HOT RHOTICA

When to sound that “r” and when to keep it quiet.



Today I will address a set of words that many of us have been mispronouncing our whole lives.

First, a question: Are you rhotic? I am. That means, like many Americans, I pronounce my r’s, as /r/’s, no matter what, across the board, even when they fall at the end or in the middle of words and even when they precede consonants. If you’re Bostonian or Southern or English, you may be non-rhotic or selectively rhotic or even intrusively rhotic (“the Shahr of Iran”).

That’s all just fine. Poly-rhoticism makes the world go round. But the pronunciation issue I want to address bedevils rhotics alone. And bedevil us — or me, anyway — it does.
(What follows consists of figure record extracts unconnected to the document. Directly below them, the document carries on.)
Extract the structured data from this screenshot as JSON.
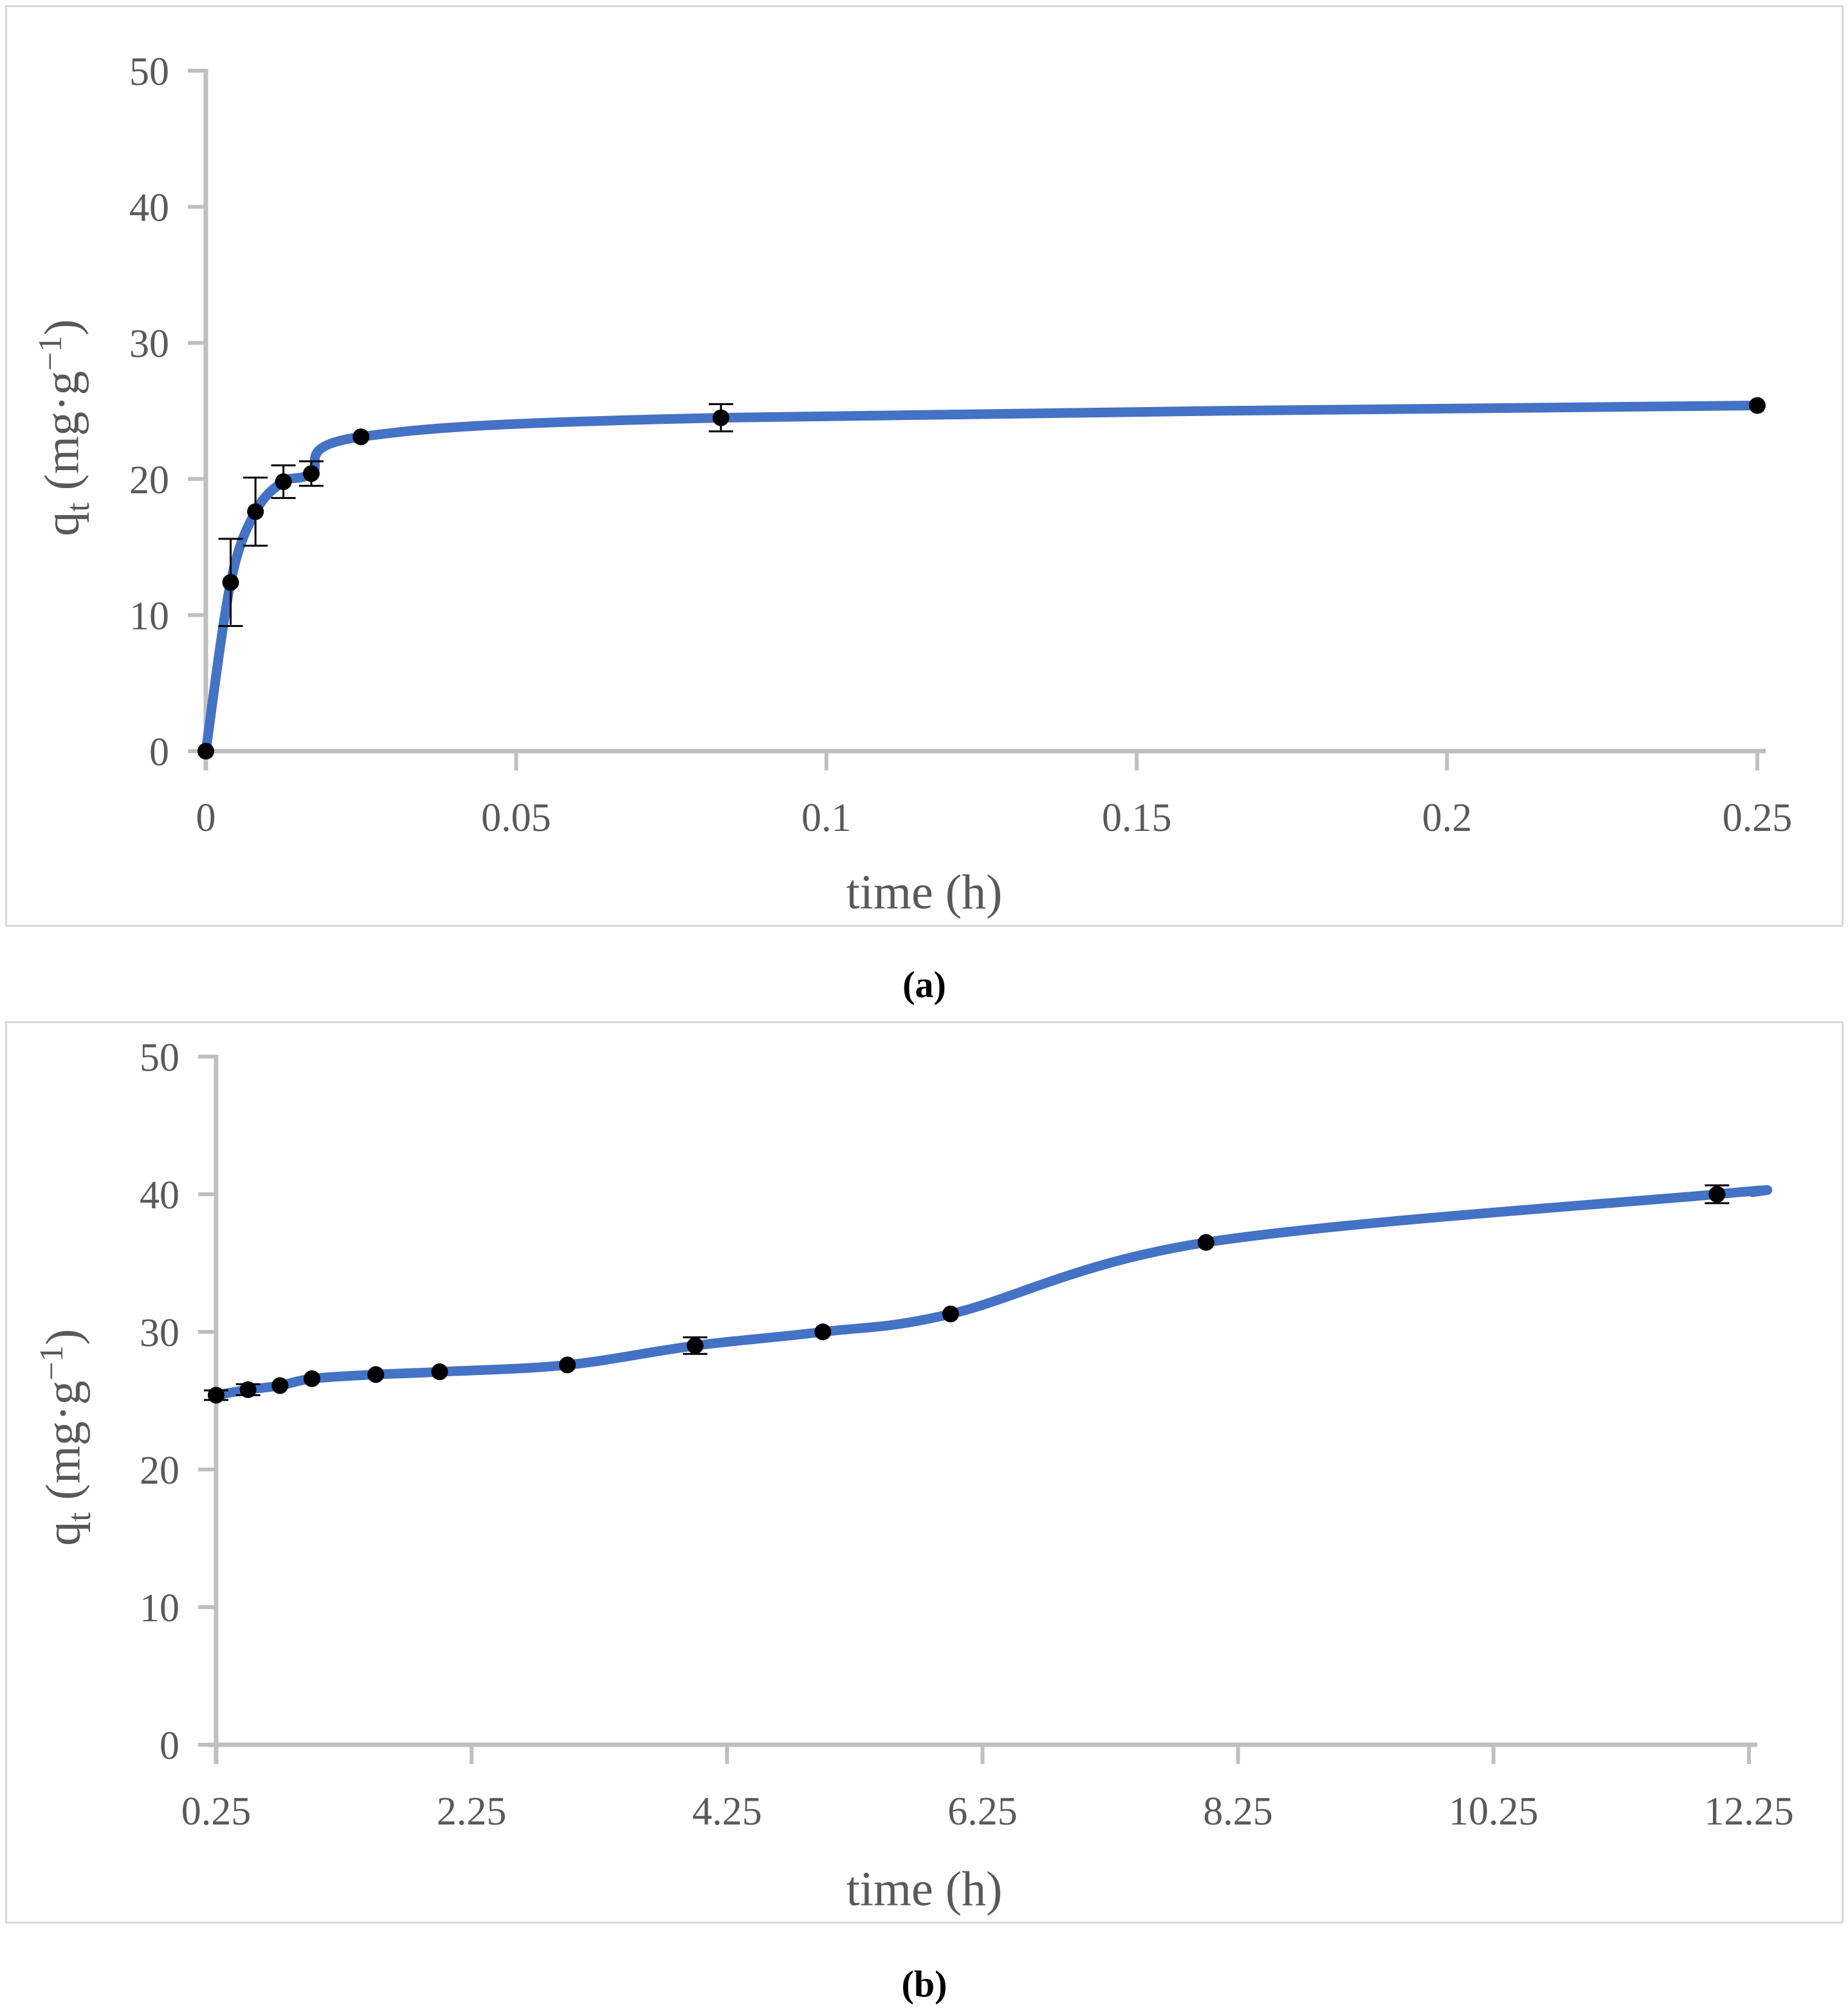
{
  "colors": {
    "background": "#FFFFFF",
    "curve": "#4472C4",
    "marker": "#000000",
    "error_bar": "#000000",
    "axis": "#BFBFBF",
    "tick_text": "#595959",
    "panel_border": "#D9D9D9"
  },
  "chart_data": [
    {
      "id": "a",
      "type": "line",
      "caption": "(a)",
      "xlabel": "time (h)",
      "ylabel_parts": {
        "base": "q",
        "sub": "t",
        "mid": " (mg·g",
        "sup": "−1",
        "end": ")"
      },
      "xlim": [
        0,
        0.25
      ],
      "ylim": [
        0,
        50
      ],
      "grid": false,
      "legend": "none",
      "x_ticks": [
        {
          "v": 0,
          "label": "0"
        },
        {
          "v": 0.05,
          "label": "0.05"
        },
        {
          "v": 0.1,
          "label": "0.1"
        },
        {
          "v": 0.15,
          "label": "0.15"
        },
        {
          "v": 0.2,
          "label": "0.2"
        },
        {
          "v": 0.25,
          "label": "0.25"
        }
      ],
      "y_ticks": [
        {
          "v": 0,
          "label": "0"
        },
        {
          "v": 10,
          "label": "10"
        },
        {
          "v": 20,
          "label": "20"
        },
        {
          "v": 30,
          "label": "30"
        },
        {
          "v": 40,
          "label": "40"
        },
        {
          "v": 50,
          "label": "50"
        }
      ],
      "points": [
        {
          "x": 0,
          "y": 0,
          "err": 0
        },
        {
          "x": 0.004,
          "y": 12.4,
          "err": 3.2
        },
        {
          "x": 0.008,
          "y": 17.6,
          "err": 2.5
        },
        {
          "x": 0.0125,
          "y": 19.8,
          "err": 1.2
        },
        {
          "x": 0.017,
          "y": 20.4,
          "err": 0.9
        },
        {
          "x": 0.025,
          "y": 23.1,
          "err": 0
        },
        {
          "x": 0.083,
          "y": 24.5,
          "err": 1.0
        },
        {
          "x": 0.25,
          "y": 25.4,
          "err": 0
        }
      ]
    },
    {
      "id": "b",
      "type": "line",
      "caption": "(b)",
      "xlabel": "time (h)",
      "ylabel_parts": {
        "base": "q",
        "sub": "t",
        "mid": " (mg·g",
        "sup": "−1",
        "end": ")"
      },
      "xlim": [
        0.25,
        12.25
      ],
      "ylim": [
        0,
        50
      ],
      "grid": false,
      "legend": "none",
      "x_ticks": [
        {
          "v": 0.25,
          "label": "0.25"
        },
        {
          "v": 2.25,
          "label": "2.25"
        },
        {
          "v": 4.25,
          "label": "4.25"
        },
        {
          "v": 6.25,
          "label": "6.25"
        },
        {
          "v": 8.25,
          "label": "8.25"
        },
        {
          "v": 10.25,
          "label": "10.25"
        },
        {
          "v": 12.25,
          "label": "12.25"
        }
      ],
      "y_ticks": [
        {
          "v": 0,
          "label": "0"
        },
        {
          "v": 10,
          "label": "10"
        },
        {
          "v": 20,
          "label": "20"
        },
        {
          "v": 30,
          "label": "30"
        },
        {
          "v": 40,
          "label": "40"
        },
        {
          "v": 50,
          "label": "50"
        }
      ],
      "points": [
        {
          "x": 0.25,
          "y": 25.4,
          "err": 0.35
        },
        {
          "x": 0.5,
          "y": 25.8,
          "err": 0.4
        },
        {
          "x": 0.75,
          "y": 26.1,
          "err": 0
        },
        {
          "x": 1,
          "y": 26.6,
          "err": 0
        },
        {
          "x": 1.5,
          "y": 26.9,
          "err": 0
        },
        {
          "x": 2,
          "y": 27.1,
          "err": 0
        },
        {
          "x": 3,
          "y": 27.6,
          "err": 0
        },
        {
          "x": 4,
          "y": 29.0,
          "err": 0.6
        },
        {
          "x": 5,
          "y": 30.0,
          "err": 0
        },
        {
          "x": 6,
          "y": 31.3,
          "err": 0
        },
        {
          "x": 8,
          "y": 36.5,
          "err": 0
        },
        {
          "x": 12,
          "y": 40.0,
          "err": 0.65
        }
      ]
    }
  ]
}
Next, another question: Did you remember how, etched right on the CD of “Diamond Life,” the first album of the jazzy English singer Sade, which came out in 1985, there was a pronunciation guide to the singer’s name and it was given as SHAR-DAY? OK. That was weird.

What about the Hitchcock film “Sabotage,” whose opening frame defines its title term and gives the word phonetically as “SAB-oh-tarj”? The plot thickens.
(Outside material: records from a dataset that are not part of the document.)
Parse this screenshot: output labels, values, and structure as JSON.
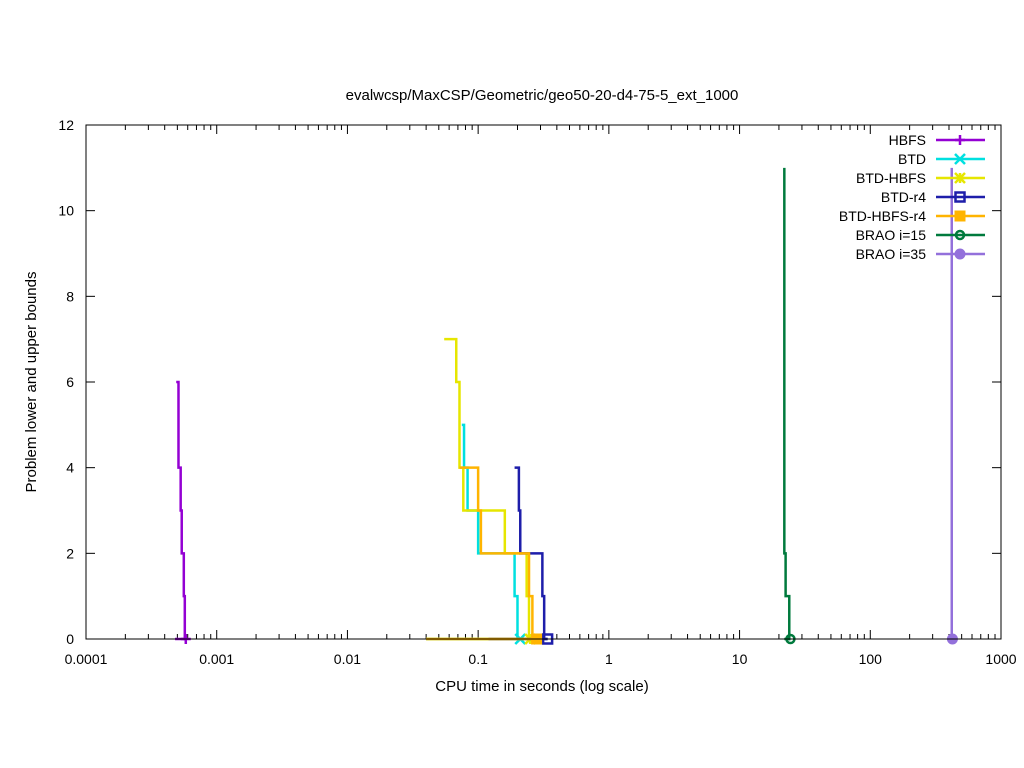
{
  "chart_data": {
    "type": "line",
    "title": "evalwcsp/MaxCSP/Geometric/geo50-20-d4-75-5_ext_1000",
    "xlabel": "CPU time in seconds (log scale)",
    "ylabel": "Problem lower and upper bounds",
    "xscale": "log",
    "xlim": [
      0.0001,
      1000
    ],
    "ylim": [
      0,
      12
    ],
    "x_ticks": [
      {
        "value": 0.0001,
        "label": "0.0001"
      },
      {
        "value": 0.001,
        "label": "0.001"
      },
      {
        "value": 0.01,
        "label": "0.01"
      },
      {
        "value": 0.1,
        "label": "0.1"
      },
      {
        "value": 1,
        "label": "1"
      },
      {
        "value": 10,
        "label": "10"
      },
      {
        "value": 100,
        "label": "100"
      },
      {
        "value": 1000,
        "label": "1000"
      }
    ],
    "y_ticks": [
      {
        "value": 0,
        "label": "0"
      },
      {
        "value": 2,
        "label": "2"
      },
      {
        "value": 4,
        "label": "4"
      },
      {
        "value": 6,
        "label": "6"
      },
      {
        "value": 8,
        "label": "8"
      },
      {
        "value": 10,
        "label": "10"
      },
      {
        "value": 12,
        "label": "12"
      }
    ],
    "grid": false,
    "legend_position": "top-right",
    "series": [
      {
        "name": "HBFS",
        "color": "#9400d3",
        "marker": "plus",
        "upper": [
          [
            0.00049,
            6
          ],
          [
            0.00051,
            6
          ],
          [
            0.00051,
            4
          ],
          [
            0.00053,
            4
          ],
          [
            0.00053,
            3
          ],
          [
            0.00054,
            3
          ],
          [
            0.00054,
            2
          ],
          [
            0.00056,
            2
          ],
          [
            0.00056,
            1
          ],
          [
            0.00057,
            1
          ],
          [
            0.00057,
            0
          ],
          [
            0.00058,
            0
          ]
        ],
        "lower": [
          [
            0.00048,
            0
          ],
          [
            0.00058,
            0
          ]
        ]
      },
      {
        "name": "BTD",
        "color": "#00e0e0",
        "marker": "x",
        "upper": [
          [
            0.075,
            5
          ],
          [
            0.078,
            5
          ],
          [
            0.078,
            4
          ],
          [
            0.083,
            4
          ],
          [
            0.083,
            3
          ],
          [
            0.1,
            3
          ],
          [
            0.1,
            2
          ],
          [
            0.19,
            2
          ],
          [
            0.19,
            1
          ],
          [
            0.2,
            1
          ],
          [
            0.2,
            0
          ],
          [
            0.21,
            0
          ]
        ],
        "lower": [
          [
            0.04,
            0
          ],
          [
            0.21,
            0
          ]
        ]
      },
      {
        "name": "BTD-HBFS",
        "color": "#e6e600",
        "marker": "star",
        "upper": [
          [
            0.055,
            7
          ],
          [
            0.068,
            7
          ],
          [
            0.068,
            6
          ],
          [
            0.072,
            6
          ],
          [
            0.072,
            4
          ],
          [
            0.077,
            4
          ],
          [
            0.077,
            3
          ],
          [
            0.16,
            3
          ],
          [
            0.16,
            2
          ],
          [
            0.235,
            2
          ],
          [
            0.235,
            1
          ],
          [
            0.245,
            1
          ],
          [
            0.245,
            0
          ],
          [
            0.25,
            0
          ]
        ],
        "lower": [
          [
            0.04,
            0
          ],
          [
            0.25,
            0
          ]
        ]
      },
      {
        "name": "BTD-r4",
        "color": "#1e1eaa",
        "marker": "square-open",
        "upper": [
          [
            0.19,
            4
          ],
          [
            0.205,
            4
          ],
          [
            0.205,
            3
          ],
          [
            0.21,
            3
          ],
          [
            0.21,
            2
          ],
          [
            0.31,
            2
          ],
          [
            0.31,
            1
          ],
          [
            0.32,
            1
          ],
          [
            0.32,
            0
          ],
          [
            0.34,
            0
          ]
        ],
        "lower": [
          [
            0.12,
            0
          ],
          [
            0.34,
            0
          ]
        ]
      },
      {
        "name": "BTD-HBFS-r4",
        "color": "#ffb400",
        "marker": "square-filled",
        "upper": [
          [
            0.072,
            4
          ],
          [
            0.1,
            4
          ],
          [
            0.1,
            3
          ],
          [
            0.105,
            3
          ],
          [
            0.105,
            2
          ],
          [
            0.245,
            2
          ],
          [
            0.245,
            1
          ],
          [
            0.26,
            1
          ],
          [
            0.26,
            0
          ],
          [
            0.28,
            0
          ]
        ],
        "lower": [
          [
            0.04,
            0
          ],
          [
            0.28,
            0
          ]
        ]
      },
      {
        "name": "BRAO i=15",
        "color": "#007a3d",
        "marker": "circle-open",
        "upper": [
          [
            22,
            11
          ],
          [
            22,
            2
          ],
          [
            22.5,
            2
          ],
          [
            22.5,
            1
          ],
          [
            24,
            1
          ],
          [
            24,
            0
          ],
          [
            24.5,
            0
          ]
        ],
        "lower": [
          [
            22,
            0
          ],
          [
            24.5,
            0
          ]
        ]
      },
      {
        "name": "BRAO i=35",
        "color": "#9370db",
        "marker": "circle-filled",
        "upper": [
          [
            420,
            11
          ],
          [
            420,
            0
          ],
          [
            425,
            0
          ]
        ],
        "lower": [
          [
            415,
            0
          ],
          [
            425,
            0
          ]
        ]
      }
    ]
  }
}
Or how about how some people say GER-tuh for the German philosopher Goethe? Or others say YAR-mukah for the Jewish skullcap instead of YAH-mukah? Or what about how the name of Babar, Jean de Brunoff’s fictional elephant, had his French name phonetically represented for English speakers as BAR-BAR?

Histoire de Babar.

Or, weirdest of all, how about how people say “er,” with a voiced “r,” as if they taught themselves how to stutter by reading — English novels or comic books — instead of stuttering the organic way, by fumbling for words with a hum or a dopey open-vowel sound like “uh”?
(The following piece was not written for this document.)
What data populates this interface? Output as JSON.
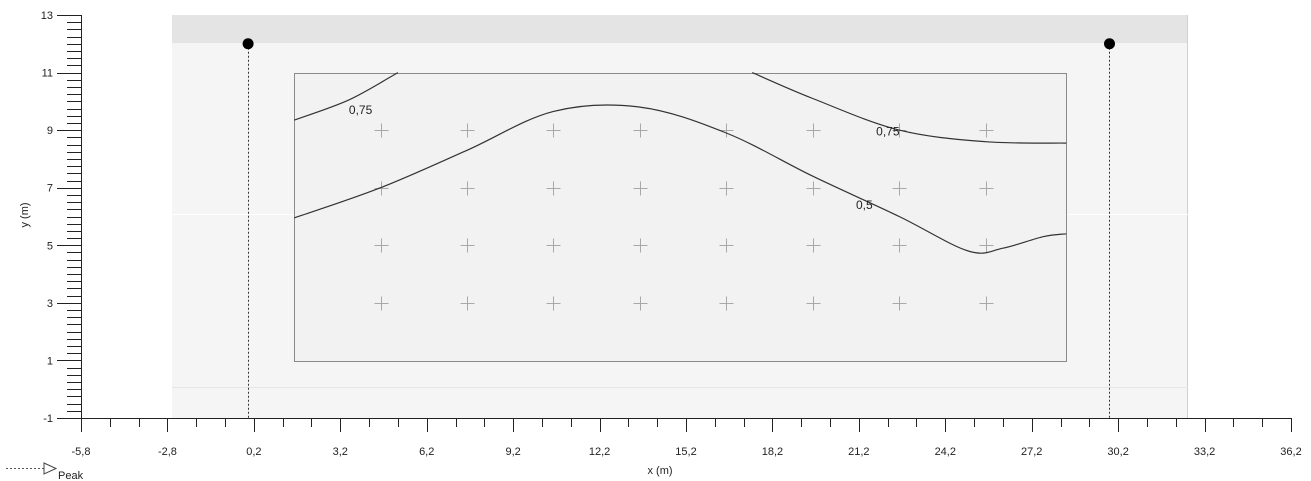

What’s with all the rogue r’s? — This question just must have bugged you, if you’re rhotic, meaning you’re a person for whom “er” and “eh,” when spoken aloud, sound different.

That’s right! If you catch the er/eh difference, you, my friend, are rhotic! To other, non-rhotic people — English people —“er” and “eh” sound indistinguishable! When they transcribe sounds made by the human tongue and larynx, like “er,” they use the “r” not as a separate consonant to stop the vowel sound but as a way to inflect that vowel. So Sade is not SHAY-day, it’s — in American colloquial phonetics — SHAH-DAY.

Please say that you have not understood this entirely until this moment. Because it was a real breakthrough for me. If Sade’s name is said as Sharday, like Chardonnay without the donn, then, for rhotic me, there’s a. . .hard, glassy shard in it. It’s not a cool-jazz cognac name; it’s a throat-scraping fragment of the cognac bottle.

The problem is that it’s the enterprising, empirizing British who first transliterated Hebrew and Yiddish and Turkish into the Roman letters of the English alphabet, and for them יאַרמולקע or the Turkish yağmurluk comes through as yarmulke. Say that word with a fancy Thurston Howell accent: you got it! But say it with a rhotic yarm — like a rhotic farm — at the top and you’re SOL at shul, I’m afraid.

Similarly some of the stubborn sounds in German, like the u-umlaut, or ü, were also transliterated by the British (the same ones to whom Firenze sounded like Florence). The British, in charge for Europe of the English letter set, represented the ö as oe, as pronounced it as “er” — where “er” is our “uh.” Goethe or Göthe is rightly said, by rhotics, as something like “GUH-tuh.”

Once you see that we rhotics have inherited some non-rhotic English transliterations and false phonetics that don’t work for us you’ll be free to find the true pronunciation of crucial foreign words, like Bah-BAHR, the elephant. Think of it as the last blow for American linguistic independence: Let non-rhotic transliterations SAB-oh-tahge us no more!